Aqueous Solution Synthesis of ZnO for Application in Optoelectronics

Abstract

Recently, ZnO has garnered widespread attention in the semiconductor community for its large set of useful properties, which include a wide bandgap and its resulting optical transparency, a large exciton binding energy, a significant piezoelectric response, and good electrical conductivity. In many ways, it shares many properties with a widely used and technologically important semiconductor GaN, which is widely used for blue LEDs and lasers. However, ZnO cannot substitute for GaN in most optoelectronic applications, because it cannot be doped p-type. On the other hand, unlike many traditional, covalently bonded semiconductors like GaN, ZnO can be easily formed aqueous solutions at close to room temperature and pressure in the form of large crystals or a variety of nanostructures, making possible applications that are normally very difficult with traditional semiconductors.
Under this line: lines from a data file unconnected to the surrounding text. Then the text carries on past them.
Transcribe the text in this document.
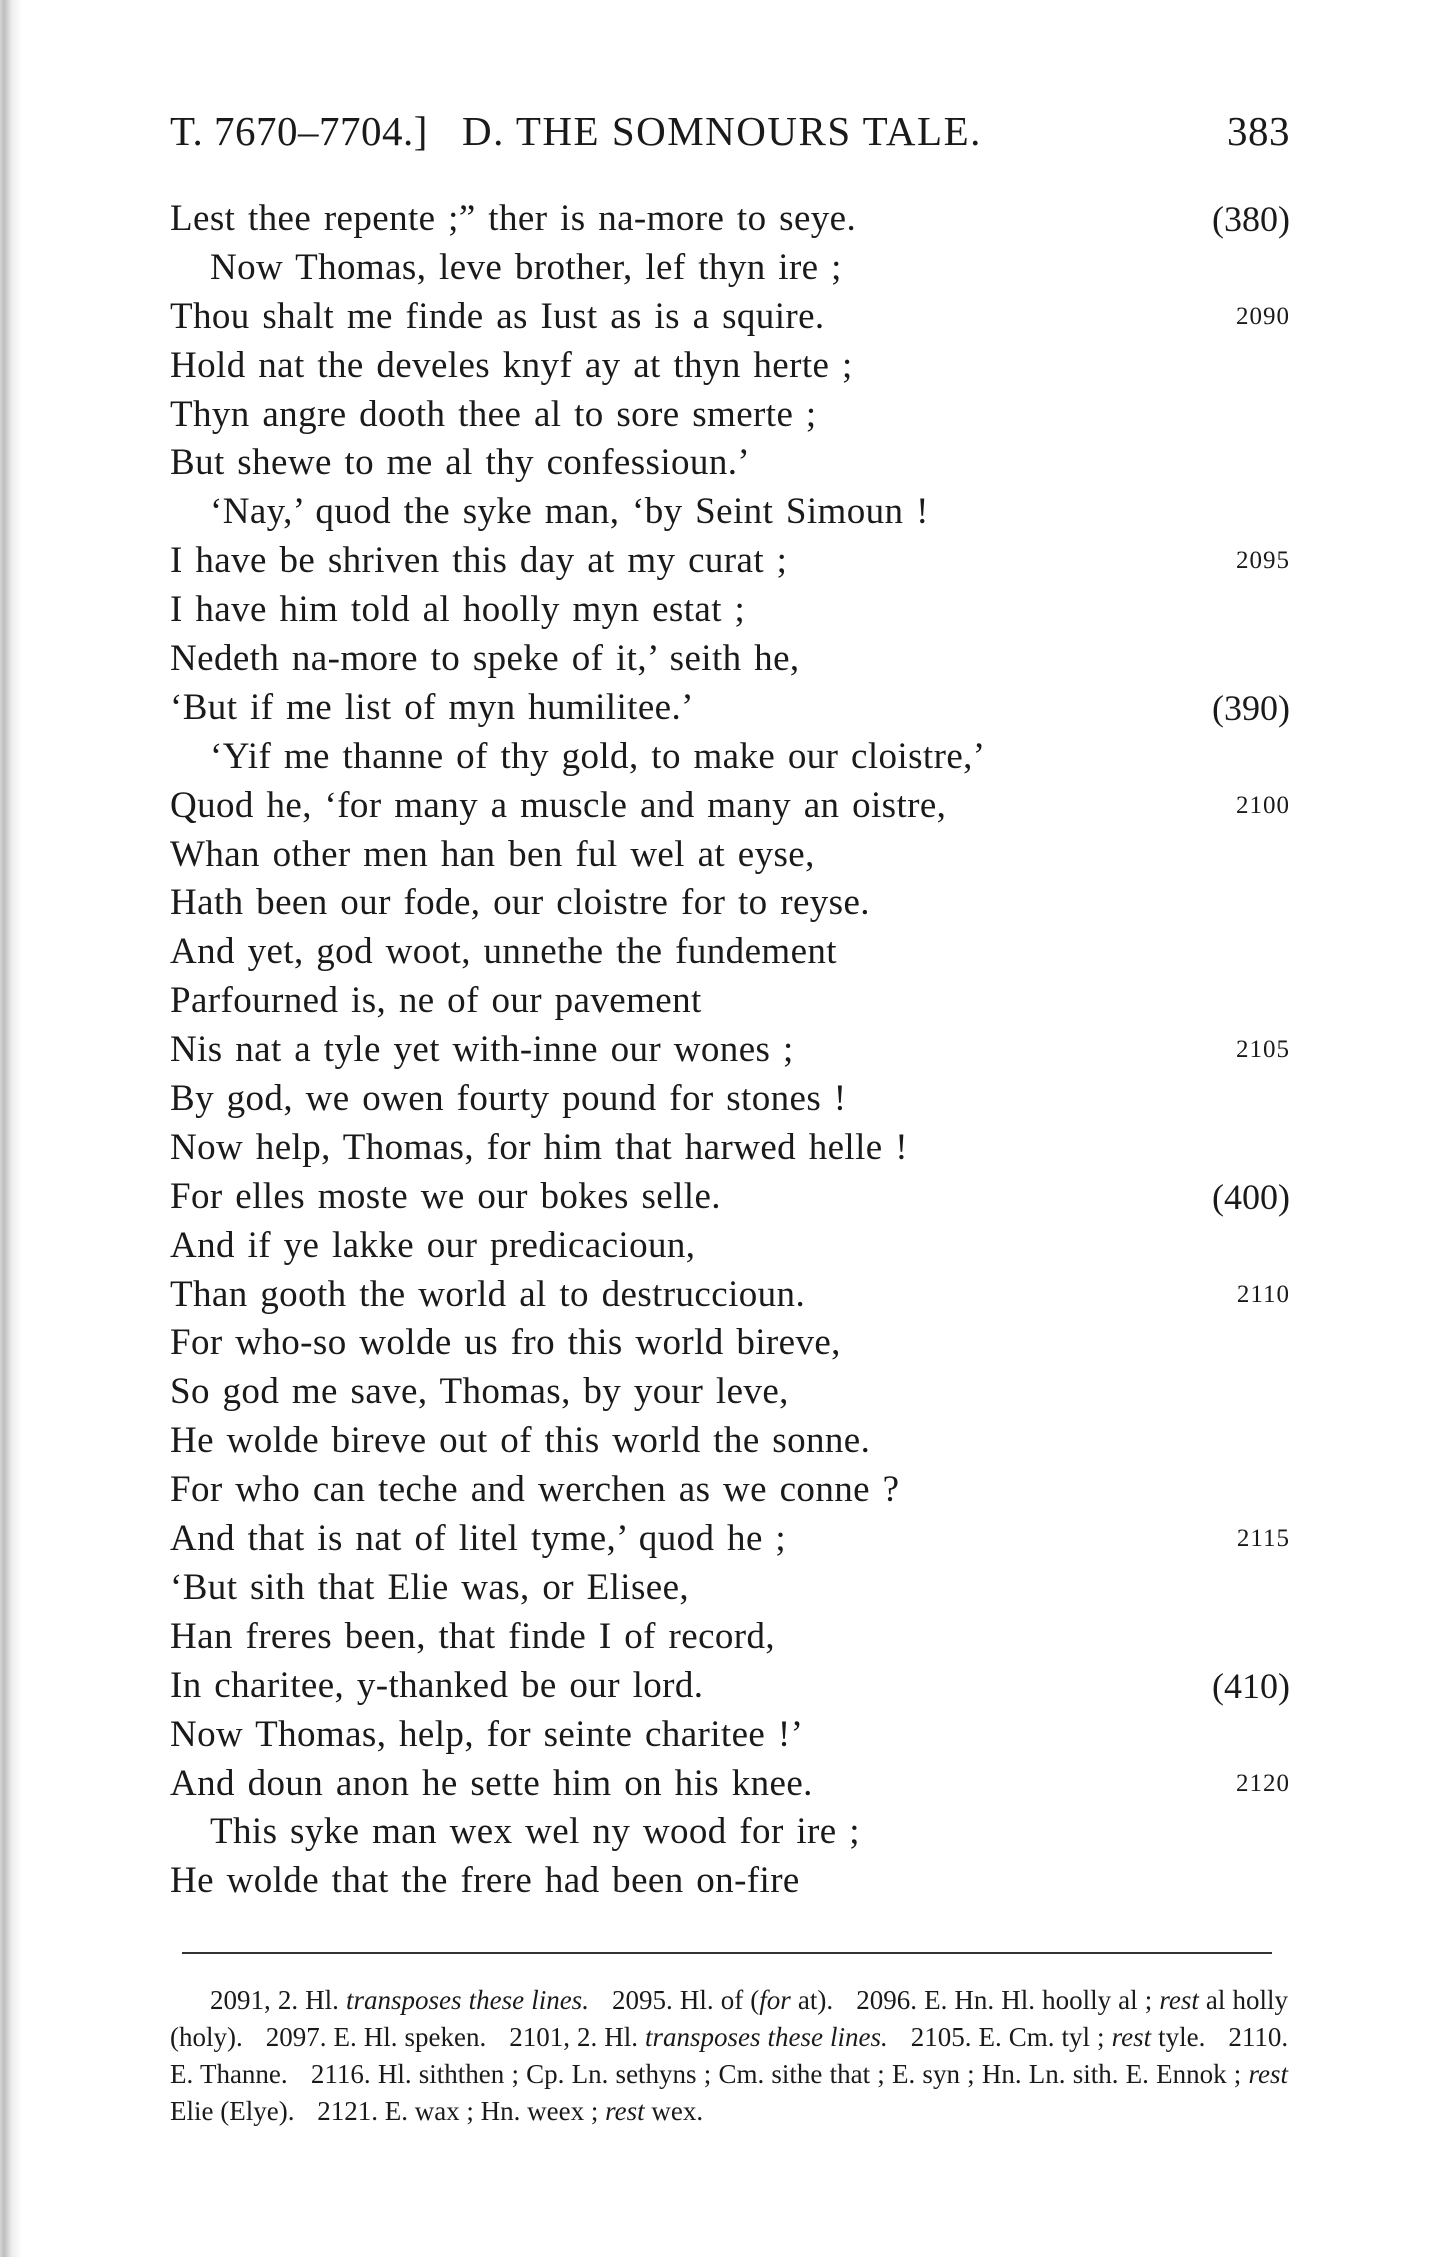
T. 7670–7704.] D. THE SOMNOURS TALE.	383
Lest thee repente ;” ther is na-more to seye.	(380)
Now Thomas, leve brother, lef thyn ire ;
Thou shalt me finde as Iust as is a squire.	2090
Hold nat the develes knyf ay at thyn herte ;
Thyn angre dooth thee al to sore smerte ;
But shewe to me al thy confessioun.’
‘Nay,’ quod the syke man, ‘by Seint Simoun !
I have be shriven this day at my curat ;	2095
I have him told al hoolly myn estat ;
Nedeth na-more to speke of it,’ seith he,
‘But if me list of myn humilitee.’	(390)
‘Yif me thanne of thy gold, to make our cloistre,’
Quod he, ‘for many a muscle and many an oistre,	2100
Whan other men han ben ful wel at eyse,
Hath been our fode, our cloistre for to reyse.
And yet, god woot, unnethe the fundement
Parfourned is, ne of our pavement
Nis nat a tyle yet with-inne our wones ;	2105
By god, we owen fourty pound for stones !
Now help, Thomas, for him that harwed helle !
For elles moste we our bokes selle.	(400)
And if ye lakke our predicacioun,
Than gooth the world al to destruccioun.	2110
For who-so wolde us fro this world bireve,
So god me save, Thomas, by your leve,
He wolde bireve out of this world the sonne.
For who can teche and werchen as we conne ?
And that is nat of litel tyme,’ quod he ;	2115
‘But sith that Elie was, or Elisee,
Han freres been, that finde I of record,
In charitee, y-thanked be our lord.	(410)
Now Thomas, help, for seinte charitee !’
And doun anon he sette him on his knee.	2120
This syke man wex wel ny wood for ire ;
He wolde that the frere had been on-fire

2091, 2. Hl. transposes these lines. 2095. Hl. of (for at). 2096. E. Hn. Hl. hoolly al ; rest al holly (holy). 2097. E. Hl. speken. 2101, 2. Hl. transposes these lines. 2105. E. Cm. tyl ; rest tyle. 2110. E. Thanne. 2116. Hl. siththen ; Cp. Ln. sethyns ; Cm. sithe that ; E. syn ; Hn. Ln. sith. E. Ennok ; rest Elie (Elye). 2121. E. wax ; Hn. weex ; rest wex.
In this light, we aimed to take advantage of aqueous solution-based, ZnO growth techniques and incorporated ZnO structures novel optoelectronic and photonic structures. By controlling the morphology of ZnO, we studied the effects of nanowire-based \(ZnO/Cu_2O\) solar cells. Carrier collection was increased using a nanowire-based device architecture. The main result, however, was the time evolution of the performance of these devices due to the movement of ionized defects in the material. The effects of geometry on the ageing characteristics were studied, which showed that the carrier collection could be increased further with ageing in a nanowire \(Cu_2O\) solar cell. The aging behavior was substantially different between nanowire and planar solar cells, which implies that future design of nanostructured solar cells must long term aging effects. In addition to solar cells, we explored the possibilities of using aqueous solution growth of ZnO to fabricated whispering gallery mode optical cavities and waveguides for enhancing extraction from a single photon source. In both applications, we used templated growth of ZnO to fabricate geometrically (near) perfect rods and disks for these photonics applications. Finally, since epitaxy is important in the process of optimizing device performance and fabrication, we showed the ability to grow ZnO epitaxially on single crystalline plates of Au, expanding the options of epitaxial substrates to include a metal.